Now I was in Harare, trying to explain to Tambadini why this unexpected delivery did not constitute an act of ugly American hubris.
“Mr. Tambadini,” I said in an attempt to lighten the situation, “I’m five foot seven inches, and I don’t think anybody has ever said I tried to act like a big-”
“We have just met, Mr. Tucker, and yet I know your kind very well,” he cut me off, looking at his fingernails. “You come from America, a country that disparages black people. You are a rich man. You come here, you see poor little Zimbabwe, where even the people who administer the government are black, and you have assumed that we need you. You think we are so grateful to have you among us that you think we will exempt you from our laws.
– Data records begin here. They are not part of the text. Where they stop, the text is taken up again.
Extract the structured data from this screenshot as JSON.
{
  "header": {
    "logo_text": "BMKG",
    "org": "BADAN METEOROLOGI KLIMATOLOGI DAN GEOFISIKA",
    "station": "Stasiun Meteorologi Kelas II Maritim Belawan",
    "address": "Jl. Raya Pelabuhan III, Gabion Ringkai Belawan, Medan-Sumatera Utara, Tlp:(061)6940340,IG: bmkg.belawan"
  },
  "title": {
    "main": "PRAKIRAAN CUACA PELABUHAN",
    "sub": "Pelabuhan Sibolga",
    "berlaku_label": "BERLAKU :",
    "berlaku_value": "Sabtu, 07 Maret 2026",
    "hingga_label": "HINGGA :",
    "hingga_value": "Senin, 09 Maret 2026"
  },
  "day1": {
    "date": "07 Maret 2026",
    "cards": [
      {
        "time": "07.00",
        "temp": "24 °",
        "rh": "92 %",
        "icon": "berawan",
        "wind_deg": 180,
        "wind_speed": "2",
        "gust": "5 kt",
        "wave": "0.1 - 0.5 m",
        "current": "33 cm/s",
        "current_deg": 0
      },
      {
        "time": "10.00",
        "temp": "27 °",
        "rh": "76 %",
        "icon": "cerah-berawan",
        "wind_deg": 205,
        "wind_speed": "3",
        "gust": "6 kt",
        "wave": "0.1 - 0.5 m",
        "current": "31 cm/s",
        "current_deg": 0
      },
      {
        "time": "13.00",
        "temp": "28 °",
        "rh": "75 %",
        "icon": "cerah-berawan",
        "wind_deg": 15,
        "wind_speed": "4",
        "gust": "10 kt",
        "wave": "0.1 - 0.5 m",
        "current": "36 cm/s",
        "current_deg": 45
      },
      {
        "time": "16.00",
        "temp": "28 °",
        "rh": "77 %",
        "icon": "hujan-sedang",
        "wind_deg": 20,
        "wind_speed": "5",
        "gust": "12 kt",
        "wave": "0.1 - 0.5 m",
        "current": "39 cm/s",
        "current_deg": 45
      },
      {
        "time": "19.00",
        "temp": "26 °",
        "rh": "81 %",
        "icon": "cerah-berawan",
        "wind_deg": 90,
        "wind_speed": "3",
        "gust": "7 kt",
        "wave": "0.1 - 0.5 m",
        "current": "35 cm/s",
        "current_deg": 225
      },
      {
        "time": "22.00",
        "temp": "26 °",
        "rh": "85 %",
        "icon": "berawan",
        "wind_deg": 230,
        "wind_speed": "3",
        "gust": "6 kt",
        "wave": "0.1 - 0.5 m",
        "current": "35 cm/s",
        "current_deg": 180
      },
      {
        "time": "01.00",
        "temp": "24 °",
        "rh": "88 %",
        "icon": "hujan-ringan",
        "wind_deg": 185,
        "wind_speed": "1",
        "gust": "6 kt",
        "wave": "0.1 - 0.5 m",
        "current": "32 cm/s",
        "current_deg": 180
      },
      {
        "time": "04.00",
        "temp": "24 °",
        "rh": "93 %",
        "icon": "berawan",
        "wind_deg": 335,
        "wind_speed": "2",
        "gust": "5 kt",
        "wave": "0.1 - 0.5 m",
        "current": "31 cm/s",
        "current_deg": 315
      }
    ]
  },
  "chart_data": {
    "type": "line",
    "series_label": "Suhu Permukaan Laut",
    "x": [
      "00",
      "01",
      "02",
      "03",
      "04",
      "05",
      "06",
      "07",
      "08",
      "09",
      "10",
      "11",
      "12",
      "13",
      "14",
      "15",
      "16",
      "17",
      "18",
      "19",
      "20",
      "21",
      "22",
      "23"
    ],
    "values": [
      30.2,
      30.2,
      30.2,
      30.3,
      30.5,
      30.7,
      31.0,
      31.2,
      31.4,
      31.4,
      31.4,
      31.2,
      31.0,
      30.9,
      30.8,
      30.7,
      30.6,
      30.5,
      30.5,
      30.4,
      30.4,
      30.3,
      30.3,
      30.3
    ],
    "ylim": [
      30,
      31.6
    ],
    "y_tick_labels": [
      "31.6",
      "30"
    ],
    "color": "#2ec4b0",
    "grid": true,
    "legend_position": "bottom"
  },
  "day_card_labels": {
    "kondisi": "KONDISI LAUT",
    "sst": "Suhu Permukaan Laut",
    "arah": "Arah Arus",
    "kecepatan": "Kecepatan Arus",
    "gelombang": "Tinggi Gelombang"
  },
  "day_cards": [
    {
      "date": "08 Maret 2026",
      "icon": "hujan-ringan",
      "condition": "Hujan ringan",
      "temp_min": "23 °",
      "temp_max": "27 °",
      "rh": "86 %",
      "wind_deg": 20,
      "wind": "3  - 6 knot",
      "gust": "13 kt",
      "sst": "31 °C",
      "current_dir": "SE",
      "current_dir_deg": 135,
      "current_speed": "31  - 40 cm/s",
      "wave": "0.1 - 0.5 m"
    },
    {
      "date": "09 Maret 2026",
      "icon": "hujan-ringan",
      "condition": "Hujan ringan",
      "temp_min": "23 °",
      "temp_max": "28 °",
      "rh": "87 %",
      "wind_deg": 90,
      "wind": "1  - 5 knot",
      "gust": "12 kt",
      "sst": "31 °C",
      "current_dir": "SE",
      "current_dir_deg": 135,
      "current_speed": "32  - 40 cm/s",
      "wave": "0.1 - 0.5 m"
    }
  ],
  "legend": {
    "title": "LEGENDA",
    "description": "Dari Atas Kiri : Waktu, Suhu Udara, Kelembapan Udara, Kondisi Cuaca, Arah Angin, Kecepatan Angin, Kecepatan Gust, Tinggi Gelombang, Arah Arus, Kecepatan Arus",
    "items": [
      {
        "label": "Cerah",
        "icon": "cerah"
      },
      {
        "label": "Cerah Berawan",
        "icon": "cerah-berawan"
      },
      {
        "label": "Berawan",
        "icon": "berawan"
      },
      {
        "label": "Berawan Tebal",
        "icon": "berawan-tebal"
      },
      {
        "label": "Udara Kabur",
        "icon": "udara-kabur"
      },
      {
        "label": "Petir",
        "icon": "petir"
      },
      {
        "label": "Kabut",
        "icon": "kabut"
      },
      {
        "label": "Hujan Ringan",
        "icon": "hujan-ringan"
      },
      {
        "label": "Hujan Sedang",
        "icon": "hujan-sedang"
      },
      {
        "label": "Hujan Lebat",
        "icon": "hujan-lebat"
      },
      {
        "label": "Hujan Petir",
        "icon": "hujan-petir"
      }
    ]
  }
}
It is the way of the white man in Africa.” His tone had changed to an icy disdain.
“So we have a system for people like you. We impound your goods in customs until you are approved, at the rate of a hundred U.S. dollars per day. If we decide to approve your application-and this could take months-then you will pay us and you may receive your goods. But you will pay us, Mr. Tucker, for your arrogance.”
He was making a speech, and I got the idea it wasn’t the first time, but I was still disconcerted. His insistence on characterizing a routine transit mix-up as a deliberate racial slight was unsettling, and the idea that I was a rich man might have been amusing in another context. But telling my editors they were about to be fined several thousand dollars was not a prospect I relished. So I took a deep breath and ate humble pie.
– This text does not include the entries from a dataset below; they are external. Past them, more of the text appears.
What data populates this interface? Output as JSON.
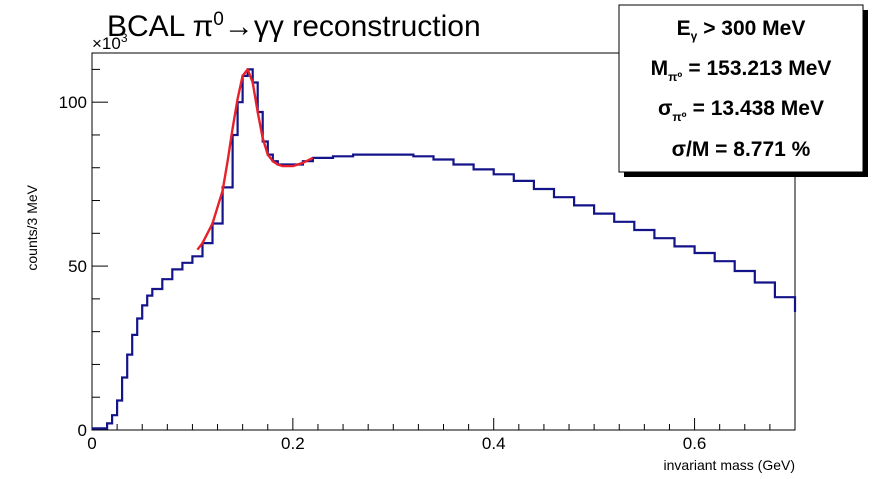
{
  "chart_data": {
    "type": "line",
    "title": "BCAL π⁰→γγ reconstruction",
    "title_main": "BCAL π",
    "title_sup": "0",
    "title_rest": "→γγ reconstruction",
    "exponent_label": "×10",
    "exponent_power": "3",
    "xlabel": "invariant mass (GeV)",
    "ylabel": "counts/3 MeV",
    "xlim": [
      0,
      0.7
    ],
    "ylim": [
      0,
      115
    ],
    "x_ticks": [
      0,
      0.2,
      0.4,
      0.6
    ],
    "x_tick_labels": [
      "0",
      "0.2",
      "0.4",
      "0.6"
    ],
    "y_ticks": [
      0,
      50,
      100
    ],
    "y_tick_labels": [
      "0",
      "50",
      "100"
    ],
    "grid": false,
    "series": [
      {
        "style": "histogram",
        "color": "#14148a",
        "x": [
          0,
          0.015,
          0.02,
          0.025,
          0.03,
          0.035,
          0.04,
          0.045,
          0.05,
          0.055,
          0.06,
          0.07,
          0.08,
          0.09,
          0.1,
          0.11,
          0.12,
          0.13,
          0.14,
          0.145,
          0.15,
          0.155,
          0.16,
          0.165,
          0.17,
          0.175,
          0.18,
          0.185,
          0.19,
          0.2,
          0.21,
          0.22,
          0.24,
          0.26,
          0.28,
          0.3,
          0.32,
          0.34,
          0.36,
          0.38,
          0.4,
          0.42,
          0.44,
          0.46,
          0.48,
          0.5,
          0.52,
          0.54,
          0.56,
          0.58,
          0.6,
          0.62,
          0.64,
          0.66,
          0.68,
          0.7
        ],
        "y": [
          0.5,
          2,
          4.5,
          9,
          16,
          23,
          29,
          34,
          38,
          41,
          43,
          46,
          49,
          51,
          53,
          57,
          63,
          74,
          90,
          100,
          108,
          110,
          106,
          97,
          88,
          84,
          82,
          81,
          81,
          81,
          82,
          83,
          83.5,
          84,
          84,
          84,
          83.5,
          82.5,
          81,
          79.5,
          78,
          76,
          73.5,
          71,
          68.5,
          66,
          63.5,
          61,
          58.5,
          56,
          54,
          51.5,
          48.5,
          45,
          40.5,
          36
        ]
      },
      {
        "style": "fit",
        "color": "#e8202a",
        "x": [
          0.105,
          0.11,
          0.12,
          0.13,
          0.135,
          0.14,
          0.145,
          0.15,
          0.155,
          0.16,
          0.165,
          0.17,
          0.175,
          0.18,
          0.185,
          0.19,
          0.2,
          0.21,
          0.22
        ],
        "y": [
          55,
          57,
          63,
          73,
          82,
          92,
          101,
          108,
          110,
          106,
          97,
          89,
          84,
          82,
          81,
          80.5,
          80.5,
          81.5,
          83
        ]
      }
    ]
  },
  "stats_box": {
    "line1_main": "E",
    "line1_sub": "γ",
    "line1_rest": " > 300 MeV",
    "line2_main": "M",
    "line2_sub": "π⁰",
    "line2_rest": " = 153.213 MeV",
    "line3_main": "σ",
    "line3_sub": "π⁰",
    "line3_rest": " = 13.438 MeV",
    "line4": "σ/M = 8.771 %"
  }
}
“Sir, if my company or I have made assumptions, I am terribly sorry, but they are not the assumptions you say. My paper, the Detroit Free Press, has been here seventeen years, the longest of any American media company. We have been in Zimbabwe since independence, since black Zimbabweans seized control of their own country. When every other American newspaper left to go to South Africa after apartheid, my newspaper stayed here, in a country that is ninety-nine percent black. The city I report for is the most predominantly black metropolis in America. It is seventy-five percent black. The managing editor of my newspaper, the man who sent me here, is a black American. The black lady waiting in the hallway, the one with the dreadlocks and the blue dress, is my wife. If my paper, my predecessor, or I thought it was necessary for me to come here to apply for a work permit months ago, I would have done so. It is unfortunate this shipment has arrived so quickly. But it is not for the reasons you suggest.”
Tambadini looked out the window. “Perhaps,” he said, and waved a hand, dismissing me. Two days later, the work permit was approved. But I would remember that little encounter in the years ahead, a warning light going off before I even knew to look for one.
THE RACIAL CONFRONTATION of that morning was more a tired refrain than a new angry incantation for me, for race had been the defining issue of my life. I did not grow up learning of Tambadini’s home country, a small nation in southeastern Africa that was then known as Rhodesia, but my homeland in the Deep South was mired in an oddly parallel racial struggle. In the 1960s, when blacks in Zimbabwe were fighting for independence from a white colonial regime, black people in the American South were fighting for their rights. The reaction of white Rhodesians and white southerners, particularly in my home state of Mississippi, was just about the same. For a while, for the few who noticed, the two struggles seemed to play in syncopation.